Auffällig: Ausreißer scheinen keine klare Form zu haben, während Gesunde Werte einen ungefähr viesuell feststellbaren Verlauf haben

## Quantile Penalty - Female Children

In [None]:
import random

female_df = hemoglobin[hemoglobin["SEX"]=="W"][["AGE", "VAL"]]
female_df = female_df.to_numpy()

# training_sample_indices = random.sample(range(1, len(female_df)), int(10000))
x_train = female_df[training_sample_indices, 0]
y_train = female_df[training_sample_indices, 1]

# validation_sample_indices = random.sample(range(1, len(female_df)), int(10000))
x_val = female_df[validation_sample_indices, 0]
y_val = female_df[validation_sample_indices, 1]

# testing_sample_indices = random.sample(range(1, len(female_df)), int(10000))
x_test = female_df[testing_sample_indices, 0]
y_test = female_df[testing_sample_indices, 1]

In [None]:
import matplotlib.pyplot as plt

plt.plot(x_test, y_test, "o", markersize = 0.1, color = "cornflowerblue")
plt.ylim(5, 20)

plt.show()

In [None]:
x_train = torch.tensor(x_train).unsqueeze(1)
x_val = torch.tensor(x_val).unsqueeze(1)
x_test = torch.tensor(x_test).unsqueeze(1)
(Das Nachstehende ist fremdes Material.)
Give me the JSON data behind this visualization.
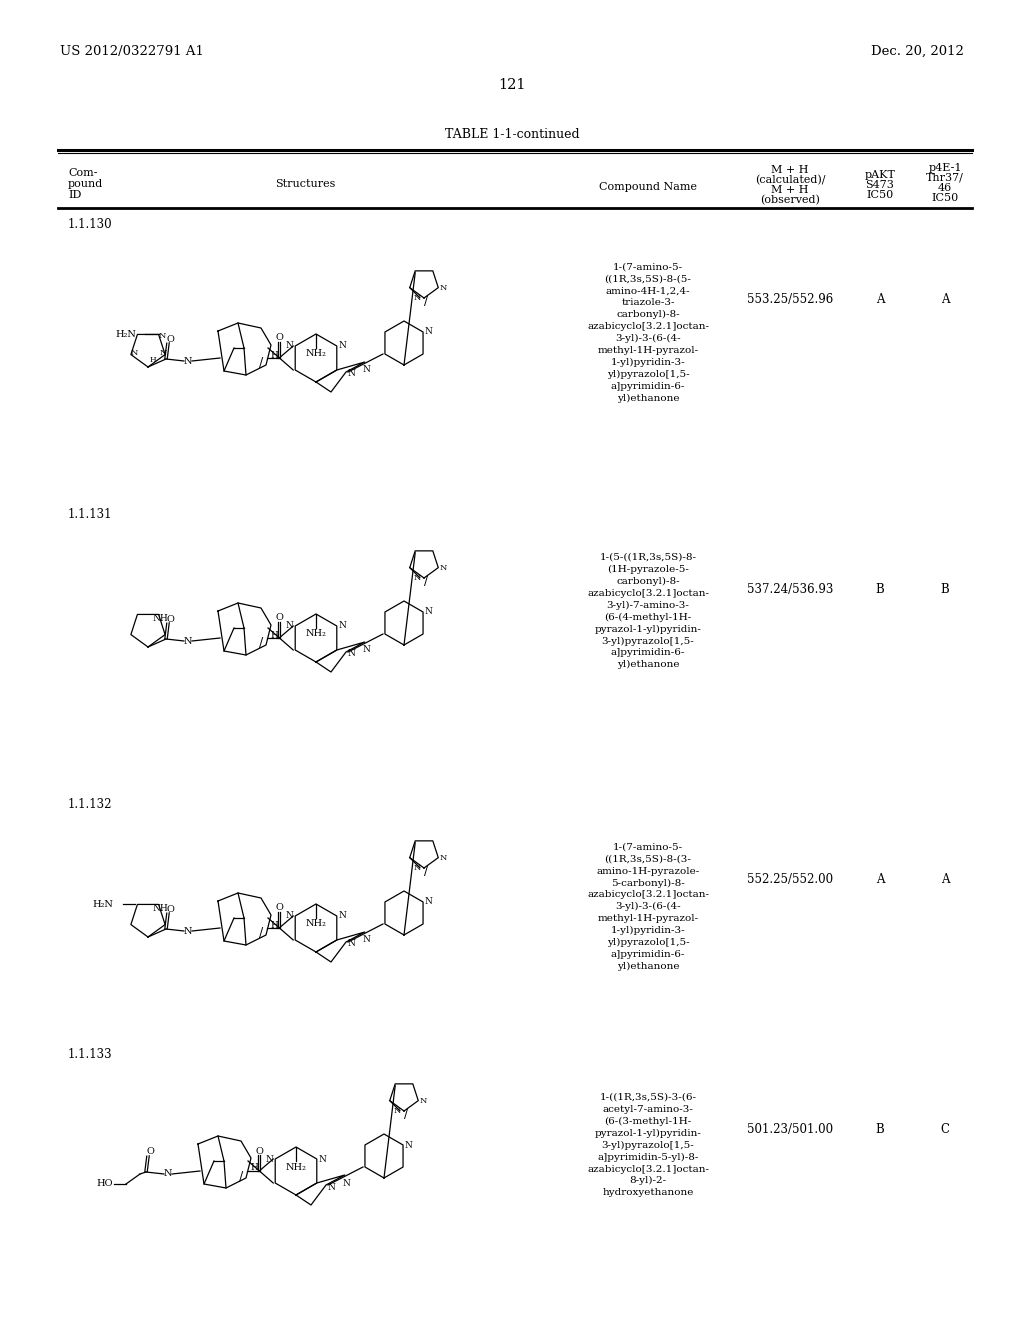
{
  "patent_number": "US 2012/0322791 A1",
  "patent_date": "Dec. 20, 2012",
  "page_number": "121",
  "table_title": "TABLE 1-1-continued",
  "col_id": "Com-\npound\nID",
  "col_structures": "Structures",
  "col_name": "Compound Name",
  "col_mh": "M + H\n(calculated)/\nM + H\n(observed)",
  "col_pakt": "pAKT\nS473\nIC50",
  "col_p4e1": "p4E-1\nThr37/\n46\nIC50",
  "rows": [
    {
      "id": "1.1.130",
      "compound_name": "1-(7-amino-5-\n((1R,3s,5S)-8-(5-\namino-4H-1,2,4-\ntriazole-3-\ncarbonyl)-8-\nazabicyclo[3.2.1]octan-\n3-yl)-3-(6-(4-\nmethyl-1H-pyrazol-\n1-yl)pyridin-3-\nyl)pyrazolo[1,5-\na]pyrimidin-6-\nyl)ethanone",
      "mh": "553.25/552.96",
      "pakt": "A",
      "p4e1": "A"
    },
    {
      "id": "1.1.131",
      "compound_name": "1-(5-((1R,3s,5S)-8-\n(1H-pyrazole-5-\ncarbonyl)-8-\nazabicyclo[3.2.1]octan-\n3-yl)-7-amino-3-\n(6-(4-methyl-1H-\npyrazol-1-yl)pyridin-\n3-yl)pyrazolo[1,5-\na]pyrimidin-6-\nyl)ethanone",
      "mh": "537.24/536.93",
      "pakt": "B",
      "p4e1": "B"
    },
    {
      "id": "1.1.132",
      "compound_name": "1-(7-amino-5-\n((1R,3s,5S)-8-(3-\namino-1H-pyrazole-\n5-carbonyl)-8-\nazabicyclo[3.2.1]octan-\n3-yl)-3-(6-(4-\nmethyl-1H-pyrazol-\n1-yl)pyridin-3-\nyl)pyrazolo[1,5-\na]pyrimidin-6-\nyl)ethanone",
      "mh": "552.25/552.00",
      "pakt": "A",
      "p4e1": "A"
    },
    {
      "id": "1.1.133",
      "compound_name": "1-((1R,3s,5S)-3-(6-\nacetyl-7-amino-3-\n(6-(3-methyl-1H-\npyrazol-1-yl)pyridin-\n3-yl)pyrazolo[1,5-\na]pyrimidin-5-yl)-8-\nazabicyclo[3.2.1]octan-\n8-yl)-2-\nhydroxyethanone",
      "mh": "501.23/501.00",
      "pakt": "B",
      "p4e1": "C"
    }
  ],
  "background_color": "#ffffff"
}
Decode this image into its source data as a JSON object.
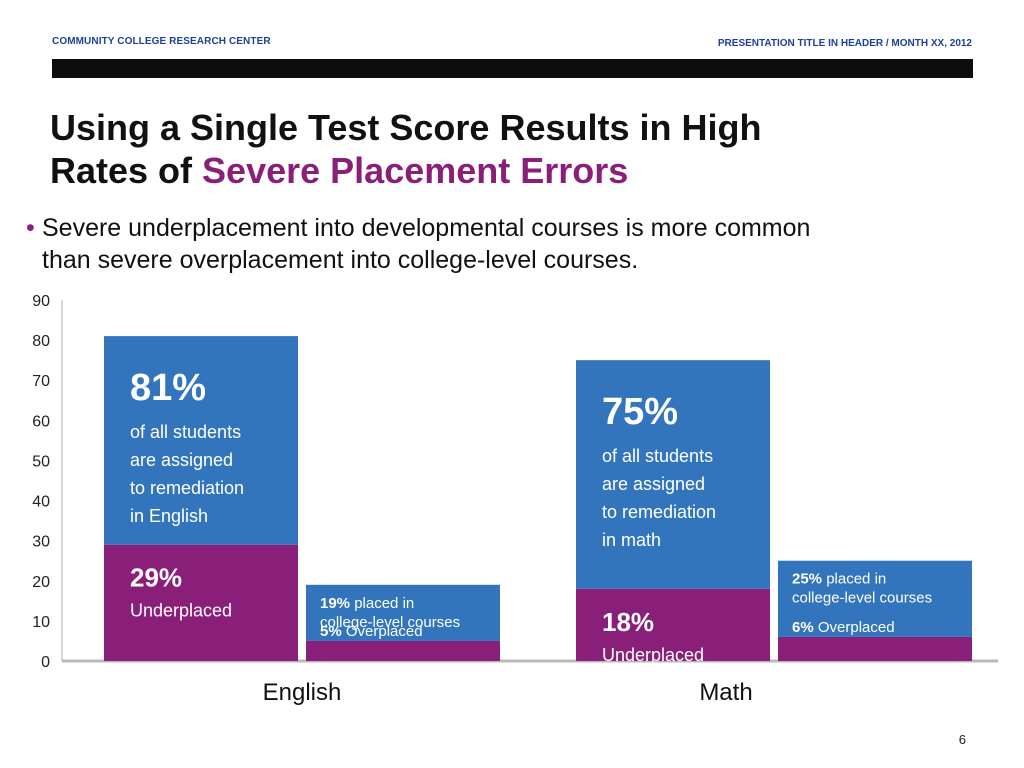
{
  "header": {
    "left": "COMMUNITY COLLEGE RESEARCH CENTER",
    "right": "PRESENTATION TITLE IN HEADER / MONTH XX, 2012"
  },
  "title": {
    "line1": "Using a Single Test Score Results in High",
    "line2_prefix": "Rates of ",
    "line2_highlight": "Severe Placement Errors"
  },
  "bullet": {
    "line1": "Severe underplacement into developmental courses is more common",
    "line2": "than severe overplacement into college-level courses."
  },
  "page_number": "6",
  "colors": {
    "blue": "#3375bd",
    "purple": "#8a1f7a",
    "accent": "#8a1f7a",
    "header_text": "#1f3f9a"
  },
  "chart_data": {
    "type": "bar",
    "stacked": true,
    "categories": [
      "English",
      "Math"
    ],
    "ylim": [
      0,
      90
    ],
    "yticks": [
      0,
      10,
      20,
      30,
      40,
      50,
      60,
      70,
      80,
      90
    ],
    "groups": [
      {
        "category": "English",
        "bars": [
          {
            "name": "assigned-to-remediation",
            "segments": [
              {
                "name": "underplaced",
                "value": 29,
                "color": "#8a1f7a",
                "pct": "29%",
                "lines": [
                  "Underplaced"
                ]
              },
              {
                "name": "remainder",
                "value": 52,
                "color": "#3375bd",
                "pct": "81%",
                "lines": [
                  "of all students",
                  "are assigned",
                  "to remediation",
                  "in English"
                ]
              }
            ],
            "total": 81
          },
          {
            "name": "placed-college-level",
            "segments": [
              {
                "name": "overplaced",
                "value": 5,
                "color": "#8a1f7a",
                "pct": "5%",
                "lines": [
                  "Overplaced"
                ]
              },
              {
                "name": "remainder",
                "value": 14,
                "color": "#3375bd",
                "pct": "19%",
                "lines": [
                  "placed in",
                  "college-level courses"
                ]
              }
            ],
            "total": 19
          }
        ]
      },
      {
        "category": "Math",
        "bars": [
          {
            "name": "assigned-to-remediation",
            "segments": [
              {
                "name": "underplaced",
                "value": 18,
                "color": "#8a1f7a",
                "pct": "18%",
                "lines": [
                  "Underplaced"
                ]
              },
              {
                "name": "remainder",
                "value": 57,
                "color": "#3375bd",
                "pct": "75%",
                "lines": [
                  "of all students",
                  "are assigned",
                  "to remediation",
                  "in math"
                ]
              }
            ],
            "total": 75
          },
          {
            "name": "placed-college-level",
            "segments": [
              {
                "name": "overplaced",
                "value": 6,
                "color": "#8a1f7a",
                "pct": "6%",
                "lines": [
                  "Overplaced"
                ]
              },
              {
                "name": "remainder",
                "value": 19,
                "color": "#3375bd",
                "pct": "25%",
                "lines": [
                  "placed in",
                  "college-level courses"
                ]
              }
            ],
            "total": 25
          }
        ]
      }
    ]
  }
}
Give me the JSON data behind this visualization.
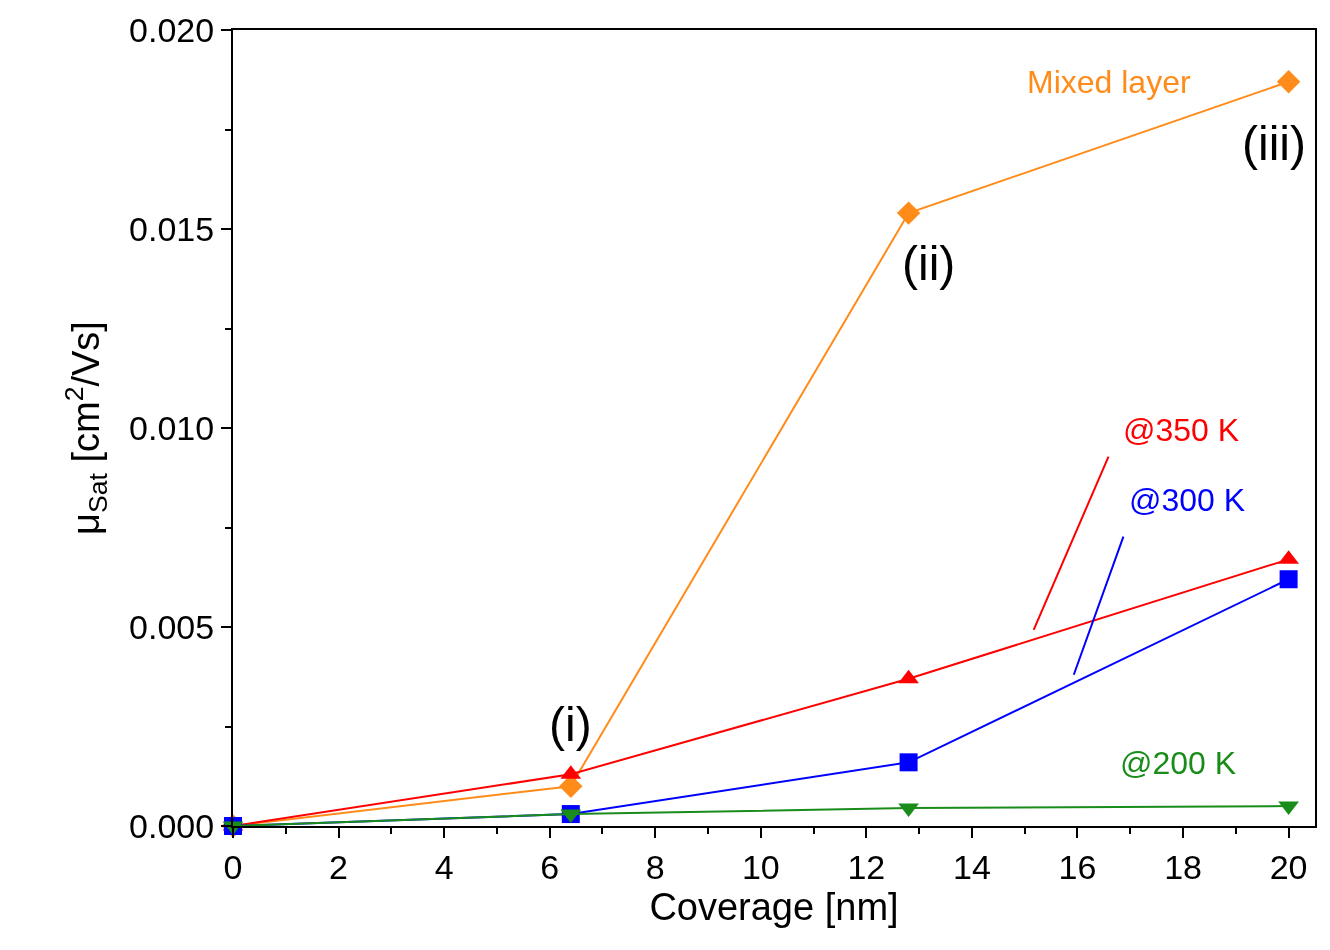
{
  "chart_data": {
    "type": "line",
    "xlabel": "Coverage [nm]",
    "ylabel": "μ$_{Sat}$ [cm$^{2}$/Vs]",
    "x": [
      0,
      6.4,
      12.8,
      20
    ],
    "series": [
      {
        "name": "Mixed layer",
        "color": "#ff8c1a",
        "marker": "diamond",
        "values": [
          0,
          0.001,
          0.0154,
          0.0187
        ]
      },
      {
        "name": "@350 K",
        "color": "#ff0000",
        "marker": "triangle",
        "values": [
          0,
          0.0013,
          0.0037,
          0.0067
        ]
      },
      {
        "name": "@300 K",
        "color": "#0000ff",
        "marker": "square",
        "values": [
          0,
          0.0003,
          0.0016,
          0.0062
        ]
      },
      {
        "name": "@200 K",
        "color": "#1a8c1a",
        "marker": "triangle-down",
        "values": [
          0,
          0.0003,
          0.00045,
          0.0005
        ]
      }
    ],
    "xlim": [
      0,
      20.5
    ],
    "xticks": [
      0,
      2,
      4,
      6,
      8,
      10,
      12,
      14,
      16,
      18,
      20
    ],
    "ylim": [
      0,
      0.02
    ],
    "yticks": [
      {
        "value": 0,
        "label": "0.000"
      },
      0.005,
      {
        "value": 0.01,
        "label": "0.010"
      },
      0.015,
      {
        "value": 0.02,
        "label": "0.020"
      }
    ],
    "grid": false,
    "legend": false,
    "annotations": [
      {
        "text": "(i)",
        "x": 6.4,
        "y": 0.001
      },
      {
        "text": "(ii)",
        "x": 12.8,
        "y": 0.0154
      },
      {
        "text": "(iii)",
        "x": 20,
        "y": 0.0187
      }
    ]
  }
}
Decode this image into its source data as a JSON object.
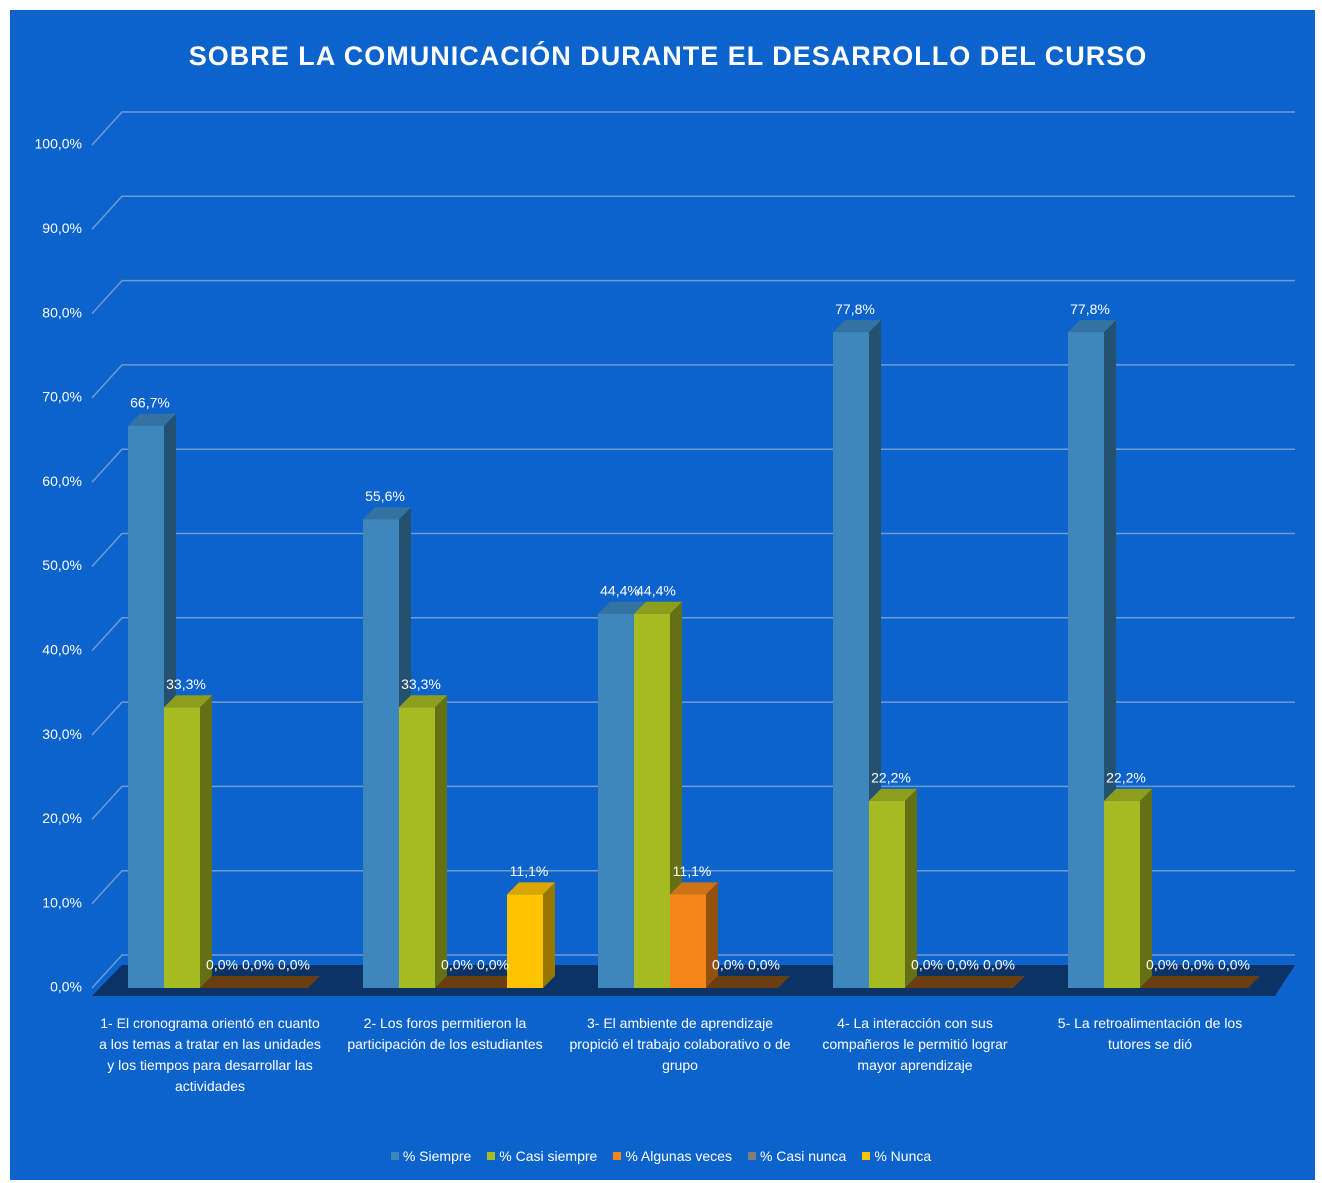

y_train = torch.tensor(y_train).unsqueeze(1)
y_val = torch.tensor(y_val).unsqueeze(1)
y_test = torch.tensor(y_test).unsqueeze(1)

In [None]:
from sklearn.preprocessing import StandardScaler

x_scaler, y_scaler = StandardScaler(), StandardScaler()

x_train_scaled = torch.tensor(x_scaler.fit_transform(x_train), dtype = torch.float32)
x_val_scaled = torch.tensor(x_scaler.transform(x_val), dtype = torch.float32)
x_test_scaled = torch.tensor(x_scaler.transform(x_test), dtype = torch.float32)

y_train_scaled = torch.tensor(y_scaler.fit_transform(y_train), dtype = torch.float32)
y_val_scaled = torch.tensor(y_scaler.transform(y_val), dtype = torch.float32)
y_test_scaled = torch.tensor(y_scaler.transform(y_test), dtype = torch.float32)


In [None]:
nam = NormalNAMLSS(1)
nam.fit(x_train_scaled, y_train_scaled, x_val_scaled, y_val_scaled)
mu_train, sigma_train = nam.predict(x_train_scaled)
normal_dist = dist.Normal(mu_train, sigma_train)
log_likelihood = normal_dist.log_prob(y_train_scaled)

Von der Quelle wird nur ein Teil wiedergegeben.